A Systematic Investment Plan (SIP) is not a product β€” it's a habit, automated. You instruct your bank to invest a fixed amount, say β‚Ή5,000, into a fund on the same date every month, regardless of where the market is. The genius is behavioural before it is mathematical: it removes the single hardest decision in investing β€” when β€” and replaces it with a standing instruction that ignores your fear and your greed alike.
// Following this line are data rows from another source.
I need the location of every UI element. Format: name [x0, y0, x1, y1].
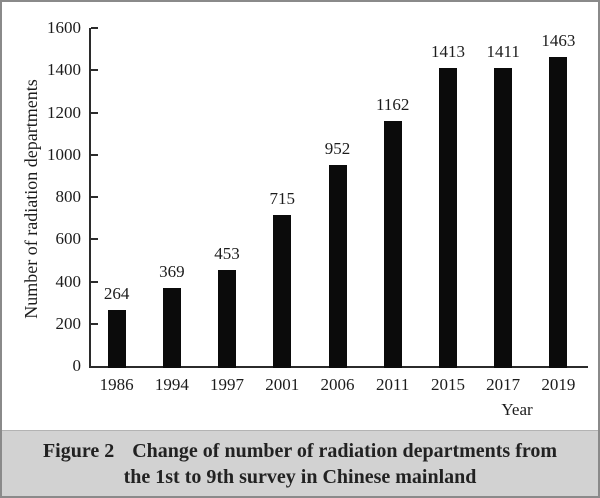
bar-value-label: 264 [103, 284, 130, 304]
y-tick-label: 200 [55, 313, 82, 333]
x-tick-label: 2017 [486, 375, 521, 394]
caption-text-2: the 1st to 9th survey in Chinese mainlan… [123, 466, 477, 488]
caption-figure-label: Figure 2 [42, 440, 115, 462]
x-tick-label: 1997 [210, 375, 245, 394]
bar-value-label: 715 [269, 188, 296, 208]
bar [273, 214, 292, 368]
bar-value-label: 369 [159, 262, 185, 282]
bar-value-label: 952 [324, 138, 351, 158]
bar-chart: Number of radiation departments 0 200 400 6… [2, 2, 598, 430]
y-tick-mark [91, 69, 98, 72]
x-tick-label: 1986 [99, 375, 134, 394]
y-tick-mark [91, 238, 98, 241]
bar [549, 56, 568, 368]
y-tick-label: 1400 [47, 60, 81, 80]
bar [438, 67, 457, 368]
y-tick-label: 600 [55, 229, 82, 249]
x-tick-label: 2015 [430, 375, 465, 394]
y-tick-mark [91, 111, 98, 114]
x-tick-label: 2019 [541, 375, 576, 394]
y-tick-mark [91, 153, 98, 156]
x-tick-label: 1994 [154, 375, 189, 394]
bar [107, 310, 126, 368]
y-tick-label: 400 [55, 271, 82, 291]
x-tick-label: 2001 [265, 375, 300, 394]
caption-text-1: Change of number of radiation department… [132, 440, 558, 462]
x-tick-label: 2011 [376, 375, 410, 394]
y-tick-label: 1200 [47, 102, 81, 122]
bar-value-label: 1162 [376, 94, 410, 114]
y-tick-label: 1600 [47, 18, 81, 37]
caption-line-1: Figure 2 Change of number of radiation de… [2, 438, 598, 464]
bar [494, 67, 513, 368]
bar [383, 120, 402, 368]
y-tick-mark [91, 322, 98, 325]
bar-value-label: 453 [214, 244, 240, 264]
x-axis-title: Year [501, 400, 533, 419]
bar [162, 288, 181, 368]
y-tick-mark [91, 196, 98, 198]
y-tick-mark [91, 280, 98, 283]
bar [218, 270, 237, 368]
y-tick-label: 1000 [47, 144, 81, 164]
bar [328, 164, 347, 368]
y-tick-label: 0 [72, 356, 82, 375]
y-axis-line [89, 28, 91, 368]
y-tick-label: 800 [55, 187, 82, 206]
bar-value-label: 1463 [541, 30, 576, 50]
y-tick-mark [91, 27, 98, 29]
bar-value-label: 1411 [486, 41, 520, 61]
x-tick-label: 2006 [320, 375, 355, 394]
bar-value-label: 1413 [430, 41, 465, 61]
figure-caption: Figure 2 Change of number of radiation de… [2, 430, 598, 496]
The mechanism it exploits is rupee-cost averaging. Because you invest a fixed amount rather than buying a fixed number of units, you automatically buy more units when prices are low and fewer when prices are high. You can't help but lean, gently, in the right direction.

Key takeaways

  • βœ“A mutual fund pools money to buy a basket; you own units priced by NAV, and your money is ring-fenced from the AMC.
  • βœ“The expense ratio is a yearly headwind that compounds against you β€” small percentages become large sums over decades.
  • βœ“By arithmetic, the average active fund must trail the market after costs, and few winners can be picked in advance β€” so a low-cost index fund is a strong default core.
  • βœ“Always prefer the direct plan over the regular plan of the same fund; the only difference is a commission you don't have to pay.
  • βœ“Index funds trade at end-of-day NAV; ETFs trade live on the exchange β€” mind tracking error and ETF liquidity/spreads.
  • βœ“An SIP automates the hardest decision (when), and rupee-cost averaging quietly buys more when prices are low.